Increasing SLO sensitivity to incidents

This guide shows how to configure an SLO to make it more sensitive to incidents. First, let’s examine how an SLO behaved during an incident and how it recovered afterward:

SLO incident — Image 1: An overview of SLO behavior during and after an incident

Burn rate and error budget

The two most important signals that SLO outputs provide are the error budget and the current burn rate. Before discussing appropriate alerting mechanisms, let’s analyze these signals during an incident.

When analyzing the SLO during an active incident, we observe that it began with nearly 20% of the error budget consumed. Afterward, the SLO consumed less of its error budget, reaching a minimum of 0.9%. The SLO performance then stabilized for a while, consuming about 2% of the budget over the next 9 minutes. During these periods, the error budget burn rate consistently stayed above 1x. While it fluctuated and spent half of the time above 1x, the error budget remained positive.

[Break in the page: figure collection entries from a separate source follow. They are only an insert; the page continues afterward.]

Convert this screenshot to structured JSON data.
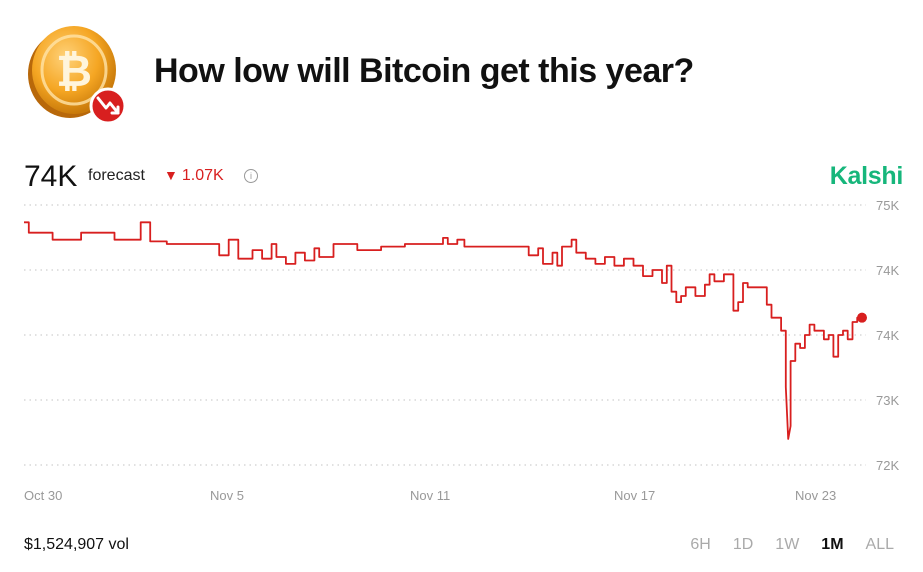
{
  "header": {
    "title": "How low will Bitcoin get this year?",
    "logo_icon": "bitcoin-coin-icon",
    "badge_icon": "trend-down-icon"
  },
  "forecast": {
    "value": "74K",
    "label": "forecast",
    "change": "1.07K",
    "change_direction": "down"
  },
  "brand": {
    "name": "Kalshi",
    "color": "#16b67b"
  },
  "chart_data": {
    "type": "line",
    "series": [
      {
        "color": "#d81f1f",
        "points": [
          [
            0,
            74.8
          ],
          [
            2,
            74.8
          ],
          [
            2,
            74.68
          ],
          [
            12,
            74.68
          ],
          [
            12,
            74.6
          ],
          [
            24,
            74.6
          ],
          [
            24,
            74.68
          ],
          [
            38,
            74.68
          ],
          [
            38,
            74.6
          ],
          [
            49,
            74.6
          ],
          [
            49,
            74.8
          ],
          [
            53,
            74.8
          ],
          [
            53,
            74.58
          ],
          [
            60,
            74.58
          ],
          [
            60,
            74.55
          ],
          [
            82,
            74.55
          ],
          [
            82,
            74.42
          ],
          [
            86,
            74.42
          ],
          [
            86,
            74.6
          ],
          [
            90,
            74.6
          ],
          [
            90,
            74.38
          ],
          [
            96,
            74.38
          ],
          [
            96,
            74.48
          ],
          [
            100,
            74.48
          ],
          [
            100,
            74.38
          ],
          [
            104,
            74.38
          ],
          [
            104,
            74.55
          ],
          [
            106,
            74.55
          ],
          [
            106,
            74.4
          ],
          [
            110,
            74.4
          ],
          [
            110,
            74.32
          ],
          [
            114,
            74.32
          ],
          [
            114,
            74.45
          ],
          [
            118,
            74.45
          ],
          [
            118,
            74.36
          ],
          [
            122,
            74.36
          ],
          [
            122,
            74.5
          ],
          [
            124,
            74.5
          ],
          [
            124,
            74.4
          ],
          [
            130,
            74.4
          ],
          [
            130,
            74.55
          ],
          [
            140,
            74.55
          ],
          [
            140,
            74.48
          ],
          [
            150,
            74.48
          ],
          [
            150,
            74.52
          ],
          [
            160,
            74.52
          ],
          [
            160,
            74.55
          ],
          [
            176,
            74.55
          ],
          [
            176,
            74.62
          ],
          [
            178,
            74.62
          ],
          [
            178,
            74.55
          ],
          [
            182,
            74.55
          ],
          [
            182,
            74.6
          ],
          [
            185,
            74.6
          ],
          [
            185,
            74.52
          ],
          [
            212,
            74.52
          ],
          [
            212,
            74.42
          ],
          [
            216,
            74.42
          ],
          [
            216,
            74.5
          ],
          [
            218,
            74.5
          ],
          [
            218,
            74.32
          ],
          [
            222,
            74.32
          ],
          [
            222,
            74.45
          ],
          [
            224,
            74.45
          ],
          [
            224,
            74.3
          ],
          [
            226,
            74.3
          ],
          [
            226,
            74.52
          ],
          [
            230,
            74.52
          ],
          [
            230,
            74.6
          ],
          [
            232,
            74.6
          ],
          [
            232,
            74.45
          ],
          [
            236,
            74.45
          ],
          [
            236,
            74.38
          ],
          [
            240,
            74.38
          ],
          [
            240,
            74.32
          ],
          [
            244,
            74.32
          ],
          [
            244,
            74.4
          ],
          [
            248,
            74.4
          ],
          [
            248,
            74.3
          ],
          [
            252,
            74.3
          ],
          [
            252,
            74.38
          ],
          [
            256,
            74.38
          ],
          [
            256,
            74.3
          ],
          [
            260,
            74.3
          ],
          [
            260,
            74.18
          ],
          [
            264,
            74.18
          ],
          [
            264,
            74.25
          ],
          [
            268,
            74.25
          ],
          [
            268,
            74.1
          ],
          [
            270,
            74.1
          ],
          [
            270,
            74.3
          ],
          [
            272,
            74.3
          ],
          [
            272,
            74.0
          ],
          [
            274,
            74.0
          ],
          [
            274,
            73.88
          ],
          [
            276,
            73.88
          ],
          [
            276,
            73.95
          ],
          [
            278,
            73.95
          ],
          [
            278,
            74.05
          ],
          [
            282,
            74.05
          ],
          [
            282,
            73.95
          ],
          [
            286,
            73.95
          ],
          [
            286,
            74.08
          ],
          [
            288,
            74.08
          ],
          [
            288,
            74.2
          ],
          [
            290,
            74.2
          ],
          [
            290,
            74.12
          ],
          [
            294,
            74.12
          ],
          [
            294,
            74.2
          ],
          [
            298,
            74.2
          ],
          [
            298,
            73.78
          ],
          [
            300,
            73.78
          ],
          [
            300,
            73.88
          ],
          [
            302,
            73.88
          ],
          [
            302,
            74.1
          ],
          [
            304,
            74.1
          ],
          [
            304,
            74.05
          ],
          [
            312,
            74.05
          ],
          [
            312,
            73.85
          ],
          [
            314,
            73.85
          ],
          [
            314,
            73.7
          ],
          [
            318,
            73.7
          ],
          [
            318,
            73.55
          ],
          [
            320,
            73.55
          ],
          [
            320,
            72.9
          ],
          [
            321,
            72.3
          ],
          [
            322,
            72.45
          ],
          [
            322,
            73.2
          ],
          [
            324,
            73.2
          ],
          [
            324,
            73.4
          ],
          [
            326,
            73.4
          ],
          [
            326,
            73.35
          ],
          [
            328,
            73.35
          ],
          [
            328,
            73.5
          ],
          [
            330,
            73.5
          ],
          [
            330,
            73.62
          ],
          [
            332,
            73.62
          ],
          [
            332,
            73.55
          ],
          [
            336,
            73.55
          ],
          [
            336,
            73.45
          ],
          [
            338,
            73.45
          ],
          [
            338,
            73.5
          ],
          [
            340,
            73.5
          ],
          [
            340,
            73.25
          ],
          [
            342,
            73.25
          ],
          [
            342,
            73.5
          ],
          [
            344,
            73.5
          ],
          [
            344,
            73.55
          ],
          [
            346,
            73.55
          ],
          [
            346,
            73.45
          ],
          [
            348,
            73.45
          ],
          [
            348,
            73.65
          ],
          [
            350,
            73.65
          ],
          [
            350,
            73.7
          ],
          [
            352,
            73.7
          ]
        ]
      }
    ],
    "x_ticks": [
      "Oct 30",
      "Nov 5",
      "Nov 11",
      "Nov 17",
      "Nov 23"
    ],
    "y_ticks": [
      "75K",
      "74K",
      "74K",
      "73K",
      "72K"
    ],
    "ylim": [
      72.0,
      75.0
    ],
    "grid": true,
    "end_point": "marker"
  },
  "footer": {
    "volume": "$1,524,907 vol",
    "ranges": [
      "6H",
      "1D",
      "1W",
      "1M",
      "ALL"
    ],
    "active_range": "1M"
  }
}
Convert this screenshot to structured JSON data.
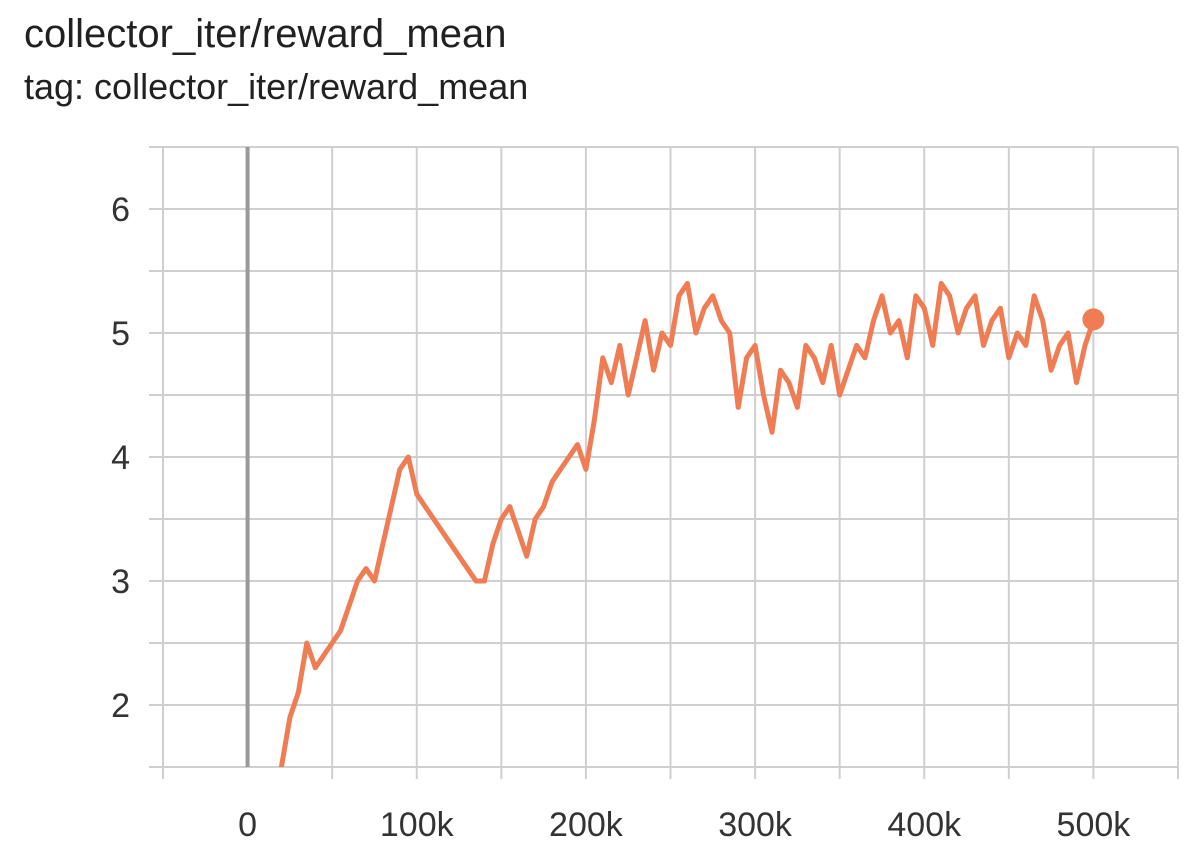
{
  "header": {
    "title": "collector_iter/reward_mean",
    "subtitle": "tag: collector_iter/reward_mean"
  },
  "colors": {
    "series": "#ef7c53",
    "grid": "#cfcfcf",
    "zero_line": "#9a9a9a"
  },
  "chart_data": {
    "type": "line",
    "title": "collector_iter/reward_mean",
    "subtitle": "tag: collector_iter/reward_mean",
    "xlabel": "",
    "ylabel": "",
    "xlim": [
      -50000,
      550000
    ],
    "ylim": [
      1.5,
      6.5
    ],
    "grid": true,
    "x_ticks": [
      0,
      100000,
      200000,
      300000,
      400000,
      500000
    ],
    "x_tick_labels": [
      "0",
      "100k",
      "200k",
      "300k",
      "400k",
      "500k"
    ],
    "y_ticks": [
      2,
      3,
      4,
      5,
      6
    ],
    "y_tick_labels": [
      "2",
      "3",
      "4",
      "5",
      "6"
    ],
    "legend": "none",
    "series": [
      {
        "x": [
          20000,
          25000,
          30000,
          35000,
          40000,
          45000,
          50000,
          55000,
          60000,
          65000,
          70000,
          75000,
          80000,
          85000,
          90000,
          95000,
          100000,
          105000,
          110000,
          115000,
          120000,
          125000,
          130000,
          135000,
          140000,
          145000,
          150000,
          155000,
          160000,
          165000,
          170000,
          175000,
          180000,
          185000,
          190000,
          195000,
          200000,
          205000,
          210000,
          215000,
          220000,
          225000,
          230000,
          235000,
          240000,
          245000,
          250000,
          255000,
          260000,
          265000,
          270000,
          275000,
          280000,
          285000,
          290000,
          295000,
          300000,
          305000,
          310000,
          315000,
          320000,
          325000,
          330000,
          335000,
          340000,
          345000,
          350000,
          355000,
          360000,
          365000,
          370000,
          375000,
          380000,
          385000,
          390000,
          395000,
          400000,
          405000,
          410000,
          415000,
          420000,
          425000,
          430000,
          435000,
          440000,
          445000,
          450000,
          455000,
          460000,
          465000,
          470000,
          475000,
          480000,
          485000,
          490000,
          495000,
          500000
        ],
        "values": [
          1.5,
          1.9,
          2.1,
          2.5,
          2.3,
          2.4,
          2.5,
          2.6,
          2.8,
          3.0,
          3.1,
          3.0,
          3.3,
          3.6,
          3.9,
          4.0,
          3.7,
          3.6,
          3.5,
          3.4,
          3.3,
          3.2,
          3.1,
          3.0,
          3.0,
          3.3,
          3.5,
          3.6,
          3.4,
          3.2,
          3.5,
          3.6,
          3.8,
          3.9,
          4.0,
          4.1,
          3.9,
          4.3,
          4.8,
          4.6,
          4.9,
          4.5,
          4.8,
          5.1,
          4.7,
          5.0,
          4.9,
          5.3,
          5.4,
          5.0,
          5.2,
          5.3,
          5.1,
          5.0,
          4.4,
          4.8,
          4.9,
          4.5,
          4.2,
          4.7,
          4.6,
          4.4,
          4.9,
          4.8,
          4.6,
          4.9,
          4.5,
          4.7,
          4.9,
          4.8,
          5.1,
          5.3,
          5.0,
          5.1,
          4.8,
          5.3,
          5.2,
          4.9,
          5.4,
          5.3,
          5.0,
          5.2,
          5.3,
          4.9,
          5.1,
          5.2,
          4.8,
          5.0,
          4.9,
          5.3,
          5.1,
          4.7,
          4.9,
          5.0,
          4.6,
          4.9,
          5.1
        ]
      }
    ],
    "last_point": {
      "x": 500000,
      "y": 5.11
    }
  }
}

This indicates that the SLO was performing adequately and would not exhaust the entire error budget before the time window ended. For example, an average burn rate of 0.75x over the entire time window implies that 25% of the budget will remain at the end of the period.

Burn rate: 1x

In contrast, consider another example: a burn rate of 3x over the entire time window would mean ending with -200% of the budget at the end of the period. This would correspond to achieving 97% reliability for an SLO with a target reliability of 99%.

Burn rate: 3x

Play around

Pull the chart's slider to see how burn rate impacts the error budget.

SLI configuration

Let’s now switch to the current time window to assess the error budget burn rate:

error budget burn rate over the entire time window — Error budget burn rate during and after the incident

As shown above, the burn rate mostly remained under 1x. This indicates that in our example, the SLO was never at risk of fully depleting the error budget because the burn rate stayed below 1x for most of the time. By thoroughly understanding and validating the input signals, we can adjust this SLO to be more responsive to incidents.

Here’s how the SLI was structured:

Query for good events:

SELECT count(*) FROM requests WHERE statusCode <> 500;

Query for total events:

SELECT count(*) FROM requests;

Here, any instance where statusCode != 500 is defined as a good event. While this approach works in theory, during the incident, a few 500 errors did not significantly impact SLO performance because of the overwhelming number of overall responses with other status codes. For instance, at 13:31:34, when the error budget consumption was at its highest, there were still 59 good data points compared to only 8 bad data points:

good vs. total data points — Good events in the SLI metric

Configuring budgeting method

To make the SLO more sensitive to incidents, you can increase its ability to burn the budget during every minute of an incident. There are several approaches to achieve this. However, based on how this SLI behaves during an incident, we recommend using the time slices method instead of occurrences.

The time slices method divides the SLO time window into good and bad minutes. For example, any minute in which a 500 status code event occurs can be marked as bad. This configuration can be achieved by setting a 100% time slice allowance.